Deciding where to draw the line on which AI-powered features or insights to introduce in video calls can be a challenge with nuance. Earlier this year, Microsoft Research did a study with AffectiveSpotlight on AI for recognizing confusion, engagement, or head nods in meetings. If taken in the aggregate, picking up cues from the audience could be really helpful, particularly for large organizations. But if affective AI for video calls led to critique of how often a person smiles or shows certain forms of expression, it could be considered invasive, or counterproductive, or biased to certain groups of people.
Video analysis of expression today can have major shortcomings. A group of journalists in Germany recently demonstrated that placing a bookshelf in the background or putting on glasses can change affective AI evaluations of a person in a video.
It shouldn’t matter whether a person is an extrovert or prefers not to talk in group settings as long as they fulfill their job duties. And some people talk a lot but have nothing much say, while others talk less often but deliver sharp insights or sage advice. It just depends on the team, role, and scenario.

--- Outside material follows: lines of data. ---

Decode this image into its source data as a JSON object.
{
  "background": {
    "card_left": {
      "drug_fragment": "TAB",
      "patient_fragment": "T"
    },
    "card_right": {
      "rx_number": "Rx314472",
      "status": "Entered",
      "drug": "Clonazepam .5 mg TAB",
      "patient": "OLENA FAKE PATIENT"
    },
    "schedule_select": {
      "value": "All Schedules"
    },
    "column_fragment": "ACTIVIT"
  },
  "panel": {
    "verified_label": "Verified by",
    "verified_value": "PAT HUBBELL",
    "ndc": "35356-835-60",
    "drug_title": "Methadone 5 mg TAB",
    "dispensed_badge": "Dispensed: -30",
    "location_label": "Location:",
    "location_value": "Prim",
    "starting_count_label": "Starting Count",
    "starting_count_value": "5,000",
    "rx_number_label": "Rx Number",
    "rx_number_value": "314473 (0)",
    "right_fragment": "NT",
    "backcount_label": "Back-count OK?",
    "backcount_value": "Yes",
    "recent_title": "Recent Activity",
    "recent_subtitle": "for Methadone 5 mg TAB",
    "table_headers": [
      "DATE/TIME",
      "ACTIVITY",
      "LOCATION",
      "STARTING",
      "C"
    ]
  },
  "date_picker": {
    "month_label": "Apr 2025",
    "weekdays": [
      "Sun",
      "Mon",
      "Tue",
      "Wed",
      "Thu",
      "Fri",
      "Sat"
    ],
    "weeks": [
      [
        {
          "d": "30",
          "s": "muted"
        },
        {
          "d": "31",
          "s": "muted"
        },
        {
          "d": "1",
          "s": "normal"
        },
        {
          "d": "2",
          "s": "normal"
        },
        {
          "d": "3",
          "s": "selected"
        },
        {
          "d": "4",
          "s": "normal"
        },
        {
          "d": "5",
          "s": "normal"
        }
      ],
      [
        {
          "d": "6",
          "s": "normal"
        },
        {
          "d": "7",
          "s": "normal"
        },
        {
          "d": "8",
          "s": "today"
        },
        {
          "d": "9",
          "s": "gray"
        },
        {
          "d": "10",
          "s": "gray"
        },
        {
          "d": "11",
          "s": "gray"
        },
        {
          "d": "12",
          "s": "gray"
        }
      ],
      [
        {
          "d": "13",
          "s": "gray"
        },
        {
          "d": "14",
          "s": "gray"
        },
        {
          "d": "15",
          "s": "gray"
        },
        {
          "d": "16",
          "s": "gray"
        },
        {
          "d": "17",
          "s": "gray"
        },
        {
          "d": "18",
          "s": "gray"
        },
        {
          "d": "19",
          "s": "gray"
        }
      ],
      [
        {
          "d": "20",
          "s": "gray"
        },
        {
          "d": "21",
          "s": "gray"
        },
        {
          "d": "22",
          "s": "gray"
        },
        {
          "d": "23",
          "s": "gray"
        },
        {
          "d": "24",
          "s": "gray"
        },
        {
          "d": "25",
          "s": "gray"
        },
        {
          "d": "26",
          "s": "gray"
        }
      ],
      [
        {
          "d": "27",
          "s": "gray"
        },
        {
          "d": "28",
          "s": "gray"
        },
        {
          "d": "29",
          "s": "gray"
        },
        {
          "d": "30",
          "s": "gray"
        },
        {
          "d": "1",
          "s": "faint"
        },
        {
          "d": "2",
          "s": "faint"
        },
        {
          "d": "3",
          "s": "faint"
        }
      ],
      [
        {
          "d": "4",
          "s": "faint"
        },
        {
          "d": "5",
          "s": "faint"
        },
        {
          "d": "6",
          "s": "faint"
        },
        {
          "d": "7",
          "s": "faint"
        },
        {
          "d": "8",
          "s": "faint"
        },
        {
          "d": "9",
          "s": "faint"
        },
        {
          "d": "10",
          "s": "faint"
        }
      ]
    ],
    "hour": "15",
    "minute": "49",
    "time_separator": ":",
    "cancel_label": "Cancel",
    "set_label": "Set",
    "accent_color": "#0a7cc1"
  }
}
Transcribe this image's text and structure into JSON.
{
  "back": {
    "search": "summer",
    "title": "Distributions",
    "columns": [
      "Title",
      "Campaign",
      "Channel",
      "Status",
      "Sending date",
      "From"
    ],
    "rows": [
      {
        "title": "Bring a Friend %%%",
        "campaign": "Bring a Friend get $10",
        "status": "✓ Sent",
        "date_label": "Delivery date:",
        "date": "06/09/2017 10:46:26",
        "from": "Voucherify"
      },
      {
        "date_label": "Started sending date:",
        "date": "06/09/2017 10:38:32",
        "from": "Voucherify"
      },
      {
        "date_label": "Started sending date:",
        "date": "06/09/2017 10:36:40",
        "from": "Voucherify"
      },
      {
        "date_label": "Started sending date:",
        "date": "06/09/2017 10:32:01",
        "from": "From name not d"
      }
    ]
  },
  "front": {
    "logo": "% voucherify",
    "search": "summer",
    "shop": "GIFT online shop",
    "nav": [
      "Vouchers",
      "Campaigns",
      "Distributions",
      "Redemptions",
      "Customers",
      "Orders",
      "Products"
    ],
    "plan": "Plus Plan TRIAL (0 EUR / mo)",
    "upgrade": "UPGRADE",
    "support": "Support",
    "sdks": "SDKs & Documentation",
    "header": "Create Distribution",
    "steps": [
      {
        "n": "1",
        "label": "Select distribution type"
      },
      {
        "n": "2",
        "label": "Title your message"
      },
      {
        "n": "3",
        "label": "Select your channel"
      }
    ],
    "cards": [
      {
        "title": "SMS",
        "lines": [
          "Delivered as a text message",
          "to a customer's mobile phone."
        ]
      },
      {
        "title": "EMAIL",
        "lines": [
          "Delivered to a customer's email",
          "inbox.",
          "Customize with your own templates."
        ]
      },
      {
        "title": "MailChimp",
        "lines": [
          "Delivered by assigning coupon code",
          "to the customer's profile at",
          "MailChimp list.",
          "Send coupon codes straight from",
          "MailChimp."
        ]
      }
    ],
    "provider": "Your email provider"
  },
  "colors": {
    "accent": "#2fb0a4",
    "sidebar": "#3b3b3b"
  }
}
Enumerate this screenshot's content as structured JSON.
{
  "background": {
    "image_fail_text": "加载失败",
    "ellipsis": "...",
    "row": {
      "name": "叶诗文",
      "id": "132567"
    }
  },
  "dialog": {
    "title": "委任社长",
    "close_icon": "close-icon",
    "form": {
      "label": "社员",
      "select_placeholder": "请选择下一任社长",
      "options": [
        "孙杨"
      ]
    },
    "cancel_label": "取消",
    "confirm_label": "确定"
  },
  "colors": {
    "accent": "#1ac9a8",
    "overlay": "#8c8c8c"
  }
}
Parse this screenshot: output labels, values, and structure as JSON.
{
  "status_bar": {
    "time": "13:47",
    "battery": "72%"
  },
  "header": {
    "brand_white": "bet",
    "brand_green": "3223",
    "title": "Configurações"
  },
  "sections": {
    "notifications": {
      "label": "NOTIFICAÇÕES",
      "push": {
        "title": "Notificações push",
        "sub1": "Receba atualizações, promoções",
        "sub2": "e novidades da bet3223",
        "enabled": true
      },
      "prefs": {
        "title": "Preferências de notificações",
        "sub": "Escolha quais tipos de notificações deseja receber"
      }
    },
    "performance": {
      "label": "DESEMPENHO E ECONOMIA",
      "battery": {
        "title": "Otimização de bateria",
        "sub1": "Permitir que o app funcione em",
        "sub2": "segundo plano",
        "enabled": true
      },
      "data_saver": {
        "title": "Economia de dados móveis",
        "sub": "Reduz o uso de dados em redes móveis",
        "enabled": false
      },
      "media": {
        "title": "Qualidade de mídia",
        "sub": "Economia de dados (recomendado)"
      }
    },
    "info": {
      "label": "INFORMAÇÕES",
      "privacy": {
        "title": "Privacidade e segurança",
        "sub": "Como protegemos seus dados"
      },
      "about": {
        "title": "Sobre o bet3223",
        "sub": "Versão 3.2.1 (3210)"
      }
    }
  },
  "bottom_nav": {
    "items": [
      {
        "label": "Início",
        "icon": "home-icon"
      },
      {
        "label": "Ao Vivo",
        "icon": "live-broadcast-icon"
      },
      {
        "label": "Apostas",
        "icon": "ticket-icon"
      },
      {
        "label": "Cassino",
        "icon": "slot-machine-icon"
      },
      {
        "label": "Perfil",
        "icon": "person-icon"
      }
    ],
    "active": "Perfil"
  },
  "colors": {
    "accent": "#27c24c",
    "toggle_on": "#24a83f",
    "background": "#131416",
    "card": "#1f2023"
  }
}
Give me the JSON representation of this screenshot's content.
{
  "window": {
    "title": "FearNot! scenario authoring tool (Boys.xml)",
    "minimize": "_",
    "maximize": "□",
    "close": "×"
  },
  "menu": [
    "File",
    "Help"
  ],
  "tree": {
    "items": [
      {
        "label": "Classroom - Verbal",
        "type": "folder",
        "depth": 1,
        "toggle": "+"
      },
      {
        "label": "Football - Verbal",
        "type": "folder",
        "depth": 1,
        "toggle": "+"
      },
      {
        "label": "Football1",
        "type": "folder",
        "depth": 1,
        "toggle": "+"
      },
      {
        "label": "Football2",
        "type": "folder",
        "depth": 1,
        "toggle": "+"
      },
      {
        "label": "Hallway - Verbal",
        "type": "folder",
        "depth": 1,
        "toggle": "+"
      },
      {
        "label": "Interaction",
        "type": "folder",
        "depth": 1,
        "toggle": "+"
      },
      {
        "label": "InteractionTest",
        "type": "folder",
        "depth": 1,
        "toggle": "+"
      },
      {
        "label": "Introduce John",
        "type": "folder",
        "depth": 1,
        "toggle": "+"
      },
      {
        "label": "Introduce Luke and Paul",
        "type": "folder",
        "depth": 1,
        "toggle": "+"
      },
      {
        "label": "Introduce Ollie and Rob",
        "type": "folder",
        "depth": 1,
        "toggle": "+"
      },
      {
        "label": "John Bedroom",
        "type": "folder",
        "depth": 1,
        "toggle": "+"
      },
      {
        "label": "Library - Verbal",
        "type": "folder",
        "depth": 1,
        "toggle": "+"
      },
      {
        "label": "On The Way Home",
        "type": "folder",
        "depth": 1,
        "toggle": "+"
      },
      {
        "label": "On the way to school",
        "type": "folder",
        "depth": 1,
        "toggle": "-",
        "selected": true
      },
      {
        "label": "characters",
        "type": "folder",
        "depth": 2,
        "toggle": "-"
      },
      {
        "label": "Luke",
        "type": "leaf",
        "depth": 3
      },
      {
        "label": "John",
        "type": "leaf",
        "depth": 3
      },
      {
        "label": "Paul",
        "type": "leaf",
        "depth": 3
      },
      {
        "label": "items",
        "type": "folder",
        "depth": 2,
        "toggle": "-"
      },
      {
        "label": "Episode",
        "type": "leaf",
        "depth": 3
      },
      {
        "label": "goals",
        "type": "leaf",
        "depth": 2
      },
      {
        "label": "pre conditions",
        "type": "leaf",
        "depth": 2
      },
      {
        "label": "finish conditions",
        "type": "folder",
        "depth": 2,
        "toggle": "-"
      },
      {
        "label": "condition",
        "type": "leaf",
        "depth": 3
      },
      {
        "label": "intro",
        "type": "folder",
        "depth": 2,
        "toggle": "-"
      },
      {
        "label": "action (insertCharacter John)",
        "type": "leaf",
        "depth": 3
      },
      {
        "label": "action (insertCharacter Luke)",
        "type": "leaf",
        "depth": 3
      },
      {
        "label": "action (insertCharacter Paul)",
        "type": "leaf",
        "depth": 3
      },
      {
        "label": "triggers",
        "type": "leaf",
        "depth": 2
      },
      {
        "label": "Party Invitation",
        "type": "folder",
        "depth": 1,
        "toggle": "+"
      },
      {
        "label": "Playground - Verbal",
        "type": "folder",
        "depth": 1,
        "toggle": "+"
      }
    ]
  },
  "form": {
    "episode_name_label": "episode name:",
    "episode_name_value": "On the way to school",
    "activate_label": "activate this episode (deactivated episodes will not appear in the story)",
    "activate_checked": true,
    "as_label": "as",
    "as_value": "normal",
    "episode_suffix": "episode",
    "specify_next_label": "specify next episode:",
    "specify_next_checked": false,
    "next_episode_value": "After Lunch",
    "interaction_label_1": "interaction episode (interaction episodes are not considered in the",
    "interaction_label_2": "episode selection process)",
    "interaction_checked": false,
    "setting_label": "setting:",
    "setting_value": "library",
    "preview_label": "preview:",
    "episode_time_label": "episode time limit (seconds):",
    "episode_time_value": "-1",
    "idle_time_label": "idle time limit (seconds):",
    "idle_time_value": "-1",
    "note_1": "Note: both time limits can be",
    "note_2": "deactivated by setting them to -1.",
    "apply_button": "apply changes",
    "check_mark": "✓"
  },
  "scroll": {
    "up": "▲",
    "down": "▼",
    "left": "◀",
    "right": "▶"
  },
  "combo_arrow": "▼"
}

“I’d rather you give explicit permission than something you pick up because one, it’s bad if you misread [certain stats]. And two, there’s a fine line between ‘This is super productive’ and ‘We can’t do this because it violates my privacy or it’s just outright creepy,’” Patel said.
Cisco plans to roll out Webex People Insights globally over the span of the next year starting with select users in the U.S. this summer, announcing the news today as part of Cisco Live. In other Cisco Live news, on Tuesday Cisco announced plans to combine networking, security, and IT infrastructure offerings and work with the Duo authentication platform it acquired in 2018.